Thursday, 2 April 2009

Hobson's choice

According to recent analysis from Mortgage Brain there were 3,091 mortgage products available in the UK on 30th March 2009. On the face of it, with the news telling us that it's well nigh impossible to get a mortgage of any description, that seems like an enormous amount of choice and rather flies in the face of the general perception.

Let me tell you this, though - 3,091 mortgage products is *nothing*. This time last year there were in the region of 15,000 different mortgage products available offered by over a hundred lenders. It's a bit like walking into a newsagent for a television listings magazine and being faced with a binary choice of the Radio Times or the TV Times. Sure, you might decide to buy one of the two but for millions of people neither of those publications will be exactly what they want. And so it is with mortgages.

For years, the mortgage buying public have invariably been able to find what they wanted. It didn't matter on the "loan to value", the repayment method, whether you wanted a fixed or variable rate, whether you needed flexibility or not. There was a lender out there for everyone from the City professional to the newly self-employed with an impaired credit history.

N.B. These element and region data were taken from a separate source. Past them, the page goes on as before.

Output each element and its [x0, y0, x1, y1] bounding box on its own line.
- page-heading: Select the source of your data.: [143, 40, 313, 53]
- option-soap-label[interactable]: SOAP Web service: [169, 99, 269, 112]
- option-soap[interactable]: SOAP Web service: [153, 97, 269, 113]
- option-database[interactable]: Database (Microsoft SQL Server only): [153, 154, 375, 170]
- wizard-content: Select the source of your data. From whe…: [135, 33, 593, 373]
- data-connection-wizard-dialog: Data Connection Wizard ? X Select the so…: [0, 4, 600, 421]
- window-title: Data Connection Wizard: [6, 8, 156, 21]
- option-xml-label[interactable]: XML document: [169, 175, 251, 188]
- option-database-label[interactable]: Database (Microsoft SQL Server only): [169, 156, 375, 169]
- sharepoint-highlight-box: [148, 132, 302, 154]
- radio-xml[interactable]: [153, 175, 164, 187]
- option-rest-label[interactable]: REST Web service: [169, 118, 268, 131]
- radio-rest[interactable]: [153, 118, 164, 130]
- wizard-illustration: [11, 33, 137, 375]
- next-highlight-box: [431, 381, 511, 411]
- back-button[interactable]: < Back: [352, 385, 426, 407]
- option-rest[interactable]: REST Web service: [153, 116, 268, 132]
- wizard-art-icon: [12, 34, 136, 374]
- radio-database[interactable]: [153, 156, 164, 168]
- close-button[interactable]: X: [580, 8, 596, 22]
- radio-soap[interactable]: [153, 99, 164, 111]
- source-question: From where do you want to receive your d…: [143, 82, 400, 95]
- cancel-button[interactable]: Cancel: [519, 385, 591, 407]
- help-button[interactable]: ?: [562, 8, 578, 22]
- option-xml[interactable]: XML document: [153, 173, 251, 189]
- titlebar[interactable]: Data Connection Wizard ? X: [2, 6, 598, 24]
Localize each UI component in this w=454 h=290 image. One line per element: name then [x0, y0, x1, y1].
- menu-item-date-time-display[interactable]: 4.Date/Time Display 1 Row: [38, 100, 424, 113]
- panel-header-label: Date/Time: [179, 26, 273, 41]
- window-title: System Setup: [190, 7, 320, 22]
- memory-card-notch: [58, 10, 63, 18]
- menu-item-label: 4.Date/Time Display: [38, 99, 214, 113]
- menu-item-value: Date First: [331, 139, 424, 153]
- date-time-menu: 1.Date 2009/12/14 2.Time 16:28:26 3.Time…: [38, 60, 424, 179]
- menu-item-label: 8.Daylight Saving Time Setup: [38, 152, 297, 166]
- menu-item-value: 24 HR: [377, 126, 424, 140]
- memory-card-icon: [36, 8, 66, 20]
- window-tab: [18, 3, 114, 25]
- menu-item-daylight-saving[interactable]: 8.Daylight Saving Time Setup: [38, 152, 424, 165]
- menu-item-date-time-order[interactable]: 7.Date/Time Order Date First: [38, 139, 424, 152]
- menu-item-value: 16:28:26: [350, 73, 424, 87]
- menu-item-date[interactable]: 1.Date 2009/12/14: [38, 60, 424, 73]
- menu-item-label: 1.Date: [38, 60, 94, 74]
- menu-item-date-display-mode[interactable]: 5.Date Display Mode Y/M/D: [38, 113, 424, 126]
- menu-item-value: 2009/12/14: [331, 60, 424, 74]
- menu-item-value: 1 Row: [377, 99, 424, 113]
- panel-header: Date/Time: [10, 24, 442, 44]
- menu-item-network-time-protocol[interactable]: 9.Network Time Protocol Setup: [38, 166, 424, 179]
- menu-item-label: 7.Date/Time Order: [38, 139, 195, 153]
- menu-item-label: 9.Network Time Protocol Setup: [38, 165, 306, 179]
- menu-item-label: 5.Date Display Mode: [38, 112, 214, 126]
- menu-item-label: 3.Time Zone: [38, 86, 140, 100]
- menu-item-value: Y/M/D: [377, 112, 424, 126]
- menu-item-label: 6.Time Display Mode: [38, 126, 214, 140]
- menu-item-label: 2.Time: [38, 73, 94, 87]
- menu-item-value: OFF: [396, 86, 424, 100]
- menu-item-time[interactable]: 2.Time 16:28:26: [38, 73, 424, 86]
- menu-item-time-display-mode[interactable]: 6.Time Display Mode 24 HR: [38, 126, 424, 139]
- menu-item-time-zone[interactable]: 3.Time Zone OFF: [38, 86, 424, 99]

Without wishing to pass judgement on any lenders individual lending policies - the debate about whether the lenders were reckless will endure - the fact remained that the sheer number and variety of products available meant that pretty much everyone could find what they wanted. Today that is palpably not the case and is resulting in millions of borrowers facing the stark situation where they may have two options available - no choice or Hobson's choice.

Until such a time as the number of products available to borrowers increases there will continue to be a situation where many mortgageholders (and potential buyers) are simply unable to find a product that satisfies their requirements. It needs lenders to innovate, to relax their criteria, to increase their "loan to value" ratios and, above all, to develop an appetite for helping the mortgage market get back on its feet. The short-term chances of anyone prepared to do that, however, are slim.